To make my positionality and biases as spectator entirely transparent, I approached this film with the desire to understand it’s construction of desire. It would appear then that my approach to, and conclusion of my investigation, were means to the same end. Similar to my intention with my emerging noir project, Devil in the Blue Dress plays with different representations of desire, most prominently, how we negotiate with, and are driven by deviant desires, or by un amor prohibido. In perfect dialogue with our critical class discussions of mapping, the film uses space, specifically racialized space, as a force that can both obstruct and satisfy our desires.

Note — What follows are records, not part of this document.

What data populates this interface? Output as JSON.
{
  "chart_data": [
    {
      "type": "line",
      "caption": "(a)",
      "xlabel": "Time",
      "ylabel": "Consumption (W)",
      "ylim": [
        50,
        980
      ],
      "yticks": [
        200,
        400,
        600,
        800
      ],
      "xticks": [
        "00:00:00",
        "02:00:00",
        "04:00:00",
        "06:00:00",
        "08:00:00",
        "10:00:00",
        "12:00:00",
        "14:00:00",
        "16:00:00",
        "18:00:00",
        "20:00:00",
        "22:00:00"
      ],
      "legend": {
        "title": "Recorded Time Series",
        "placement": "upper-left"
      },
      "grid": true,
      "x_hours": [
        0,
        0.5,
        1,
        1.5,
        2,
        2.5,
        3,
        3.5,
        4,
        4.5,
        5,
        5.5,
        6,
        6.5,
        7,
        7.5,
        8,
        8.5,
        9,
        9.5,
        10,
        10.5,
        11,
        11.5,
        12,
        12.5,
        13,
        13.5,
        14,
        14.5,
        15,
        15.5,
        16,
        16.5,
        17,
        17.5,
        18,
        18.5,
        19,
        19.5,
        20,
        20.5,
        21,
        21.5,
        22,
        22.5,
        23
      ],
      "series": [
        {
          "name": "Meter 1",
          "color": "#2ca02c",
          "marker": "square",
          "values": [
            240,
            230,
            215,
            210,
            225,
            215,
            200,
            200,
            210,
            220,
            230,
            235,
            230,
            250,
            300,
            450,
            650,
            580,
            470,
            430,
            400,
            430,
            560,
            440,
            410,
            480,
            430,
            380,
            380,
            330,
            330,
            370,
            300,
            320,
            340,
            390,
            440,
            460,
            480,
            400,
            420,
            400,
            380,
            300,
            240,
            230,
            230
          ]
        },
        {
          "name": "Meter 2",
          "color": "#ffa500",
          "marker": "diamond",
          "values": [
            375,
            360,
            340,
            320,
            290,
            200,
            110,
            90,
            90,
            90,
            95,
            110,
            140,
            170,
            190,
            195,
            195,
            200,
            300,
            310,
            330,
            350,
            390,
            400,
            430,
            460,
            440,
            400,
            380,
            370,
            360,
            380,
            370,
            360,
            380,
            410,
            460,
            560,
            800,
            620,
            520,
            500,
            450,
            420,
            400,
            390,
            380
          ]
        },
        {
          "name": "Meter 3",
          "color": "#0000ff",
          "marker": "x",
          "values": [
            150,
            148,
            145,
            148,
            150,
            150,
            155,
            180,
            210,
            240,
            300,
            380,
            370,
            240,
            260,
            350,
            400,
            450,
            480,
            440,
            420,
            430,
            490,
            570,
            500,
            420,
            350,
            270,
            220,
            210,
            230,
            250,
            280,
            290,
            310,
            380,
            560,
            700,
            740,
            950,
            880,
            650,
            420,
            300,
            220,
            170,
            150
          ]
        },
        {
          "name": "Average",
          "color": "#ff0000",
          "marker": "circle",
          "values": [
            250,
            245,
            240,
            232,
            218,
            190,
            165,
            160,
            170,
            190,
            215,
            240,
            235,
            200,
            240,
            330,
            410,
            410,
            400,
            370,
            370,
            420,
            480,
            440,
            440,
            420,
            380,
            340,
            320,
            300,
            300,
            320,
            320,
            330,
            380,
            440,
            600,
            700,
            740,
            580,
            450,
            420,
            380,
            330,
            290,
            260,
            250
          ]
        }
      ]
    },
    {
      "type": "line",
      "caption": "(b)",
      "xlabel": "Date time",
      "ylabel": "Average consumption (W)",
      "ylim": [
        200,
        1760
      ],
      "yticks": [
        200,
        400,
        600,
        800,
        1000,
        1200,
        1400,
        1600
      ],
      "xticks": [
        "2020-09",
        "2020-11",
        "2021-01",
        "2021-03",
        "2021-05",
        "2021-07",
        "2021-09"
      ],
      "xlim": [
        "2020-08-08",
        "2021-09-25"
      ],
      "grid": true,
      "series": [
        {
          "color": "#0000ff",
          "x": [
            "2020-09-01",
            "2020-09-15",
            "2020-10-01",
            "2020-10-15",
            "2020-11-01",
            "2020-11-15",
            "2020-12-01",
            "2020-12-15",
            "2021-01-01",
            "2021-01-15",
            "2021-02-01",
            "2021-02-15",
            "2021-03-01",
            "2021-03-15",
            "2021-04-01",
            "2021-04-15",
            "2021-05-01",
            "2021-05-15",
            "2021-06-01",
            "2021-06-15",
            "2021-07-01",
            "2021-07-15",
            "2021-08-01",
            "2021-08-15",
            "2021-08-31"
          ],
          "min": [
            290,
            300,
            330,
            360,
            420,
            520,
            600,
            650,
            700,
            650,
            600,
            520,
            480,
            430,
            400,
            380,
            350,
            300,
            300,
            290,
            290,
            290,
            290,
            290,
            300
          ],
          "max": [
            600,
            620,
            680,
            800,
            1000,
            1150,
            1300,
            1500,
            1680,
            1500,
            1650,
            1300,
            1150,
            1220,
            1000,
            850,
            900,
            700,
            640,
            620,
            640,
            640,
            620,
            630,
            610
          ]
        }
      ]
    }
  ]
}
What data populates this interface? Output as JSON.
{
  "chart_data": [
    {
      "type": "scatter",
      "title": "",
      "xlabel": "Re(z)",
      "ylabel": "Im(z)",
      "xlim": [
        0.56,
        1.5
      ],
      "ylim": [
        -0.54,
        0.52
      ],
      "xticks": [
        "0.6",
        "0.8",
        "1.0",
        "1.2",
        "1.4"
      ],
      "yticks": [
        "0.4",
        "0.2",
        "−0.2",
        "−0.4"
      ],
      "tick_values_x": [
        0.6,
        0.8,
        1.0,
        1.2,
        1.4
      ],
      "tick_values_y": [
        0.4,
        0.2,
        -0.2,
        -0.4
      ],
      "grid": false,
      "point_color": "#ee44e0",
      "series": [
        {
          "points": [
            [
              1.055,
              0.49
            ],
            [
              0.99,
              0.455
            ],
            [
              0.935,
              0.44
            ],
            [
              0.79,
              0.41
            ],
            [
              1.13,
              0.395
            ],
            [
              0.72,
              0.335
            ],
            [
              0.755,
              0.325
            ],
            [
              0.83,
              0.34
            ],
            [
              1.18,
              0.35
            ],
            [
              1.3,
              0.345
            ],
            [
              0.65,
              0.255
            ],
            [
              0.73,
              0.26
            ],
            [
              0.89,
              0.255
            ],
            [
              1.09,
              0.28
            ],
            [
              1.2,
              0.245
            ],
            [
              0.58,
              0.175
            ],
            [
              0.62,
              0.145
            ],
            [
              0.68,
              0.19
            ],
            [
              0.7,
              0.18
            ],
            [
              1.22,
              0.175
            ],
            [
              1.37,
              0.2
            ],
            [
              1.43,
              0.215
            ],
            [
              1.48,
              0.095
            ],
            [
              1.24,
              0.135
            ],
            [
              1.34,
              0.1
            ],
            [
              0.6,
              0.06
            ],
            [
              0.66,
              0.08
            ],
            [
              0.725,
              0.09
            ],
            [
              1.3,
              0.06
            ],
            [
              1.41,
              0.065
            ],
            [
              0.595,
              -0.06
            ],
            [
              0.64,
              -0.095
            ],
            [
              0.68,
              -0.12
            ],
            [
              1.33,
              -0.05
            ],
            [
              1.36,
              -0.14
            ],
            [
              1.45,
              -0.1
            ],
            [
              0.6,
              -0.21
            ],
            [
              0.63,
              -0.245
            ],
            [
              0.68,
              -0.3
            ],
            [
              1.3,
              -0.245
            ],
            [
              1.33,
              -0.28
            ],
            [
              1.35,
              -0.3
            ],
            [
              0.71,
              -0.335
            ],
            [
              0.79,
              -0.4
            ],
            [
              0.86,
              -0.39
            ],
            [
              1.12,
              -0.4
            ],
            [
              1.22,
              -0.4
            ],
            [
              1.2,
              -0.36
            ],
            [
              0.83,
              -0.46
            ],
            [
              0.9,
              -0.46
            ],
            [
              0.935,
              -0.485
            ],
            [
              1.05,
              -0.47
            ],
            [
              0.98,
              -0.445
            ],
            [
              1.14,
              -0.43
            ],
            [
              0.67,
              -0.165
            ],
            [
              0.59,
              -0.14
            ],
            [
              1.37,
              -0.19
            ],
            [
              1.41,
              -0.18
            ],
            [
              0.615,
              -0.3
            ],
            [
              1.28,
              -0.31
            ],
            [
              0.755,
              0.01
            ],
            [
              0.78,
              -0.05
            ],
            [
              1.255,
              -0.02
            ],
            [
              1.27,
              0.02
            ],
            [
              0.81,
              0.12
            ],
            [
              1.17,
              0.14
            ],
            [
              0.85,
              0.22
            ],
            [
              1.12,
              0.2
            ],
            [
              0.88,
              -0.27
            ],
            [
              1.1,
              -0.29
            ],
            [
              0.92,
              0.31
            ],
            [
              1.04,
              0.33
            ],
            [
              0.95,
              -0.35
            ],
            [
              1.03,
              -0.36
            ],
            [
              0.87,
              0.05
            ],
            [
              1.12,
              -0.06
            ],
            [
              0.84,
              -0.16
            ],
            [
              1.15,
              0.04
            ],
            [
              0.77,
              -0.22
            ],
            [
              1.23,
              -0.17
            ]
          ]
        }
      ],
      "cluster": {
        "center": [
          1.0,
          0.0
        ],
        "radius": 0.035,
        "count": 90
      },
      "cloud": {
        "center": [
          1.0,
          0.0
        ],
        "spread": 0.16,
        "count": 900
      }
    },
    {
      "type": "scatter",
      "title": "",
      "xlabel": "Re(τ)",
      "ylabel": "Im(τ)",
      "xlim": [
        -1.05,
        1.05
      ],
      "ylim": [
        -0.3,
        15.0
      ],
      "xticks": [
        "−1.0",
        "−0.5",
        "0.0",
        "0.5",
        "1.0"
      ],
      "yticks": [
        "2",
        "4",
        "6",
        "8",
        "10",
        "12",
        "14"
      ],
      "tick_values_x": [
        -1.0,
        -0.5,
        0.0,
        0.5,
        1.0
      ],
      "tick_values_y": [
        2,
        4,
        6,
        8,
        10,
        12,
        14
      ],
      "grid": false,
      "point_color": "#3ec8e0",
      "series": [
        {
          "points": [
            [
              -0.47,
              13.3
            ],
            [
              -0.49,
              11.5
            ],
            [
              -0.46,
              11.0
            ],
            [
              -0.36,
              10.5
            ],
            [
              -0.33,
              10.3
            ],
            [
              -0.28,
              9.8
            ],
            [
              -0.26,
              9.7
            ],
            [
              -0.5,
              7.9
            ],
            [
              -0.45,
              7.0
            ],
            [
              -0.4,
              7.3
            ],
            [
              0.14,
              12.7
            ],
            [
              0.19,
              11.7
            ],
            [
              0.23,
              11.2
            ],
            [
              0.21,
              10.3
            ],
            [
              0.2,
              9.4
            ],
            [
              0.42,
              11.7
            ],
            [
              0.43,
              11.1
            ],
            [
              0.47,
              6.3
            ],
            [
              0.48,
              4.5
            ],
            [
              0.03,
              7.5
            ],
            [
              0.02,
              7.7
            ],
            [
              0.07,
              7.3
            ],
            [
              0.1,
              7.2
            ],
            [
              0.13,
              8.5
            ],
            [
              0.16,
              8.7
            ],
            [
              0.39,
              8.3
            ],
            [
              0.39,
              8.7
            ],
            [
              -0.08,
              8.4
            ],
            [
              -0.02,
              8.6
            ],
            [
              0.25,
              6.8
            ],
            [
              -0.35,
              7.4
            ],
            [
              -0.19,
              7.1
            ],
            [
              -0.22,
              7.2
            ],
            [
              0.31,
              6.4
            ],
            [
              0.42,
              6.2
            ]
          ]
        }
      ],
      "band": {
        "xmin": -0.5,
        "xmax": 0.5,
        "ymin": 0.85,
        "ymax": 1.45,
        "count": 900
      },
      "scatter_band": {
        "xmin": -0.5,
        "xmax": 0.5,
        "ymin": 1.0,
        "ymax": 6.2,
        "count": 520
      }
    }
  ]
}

The lyrics of the opening Jazz number sing, “Crazy about my west side baby, she lives way across town.” Immediately, we see how race and love become stratified, or structured, by class and space: the African American singer lusts after the west side women, a female subject who is (likely) racially, socially and spatially out of reach. Rawlins’ character is driven by this same longing for space/place/home that is constantly being threatened by a system of power that frames his desires as unattainable, unworthy, even deviant perhaps. Rawlins character effectively stays “on top of the trouble,” and his desire for home proves stronger than the system trying to displace him. The film ends with a panoramic shot of a utopic, familial, African American neighborhood, seamlessly carved into Los Angeles’ urban landscape. For the moment at least, his piece of the American pie is safe.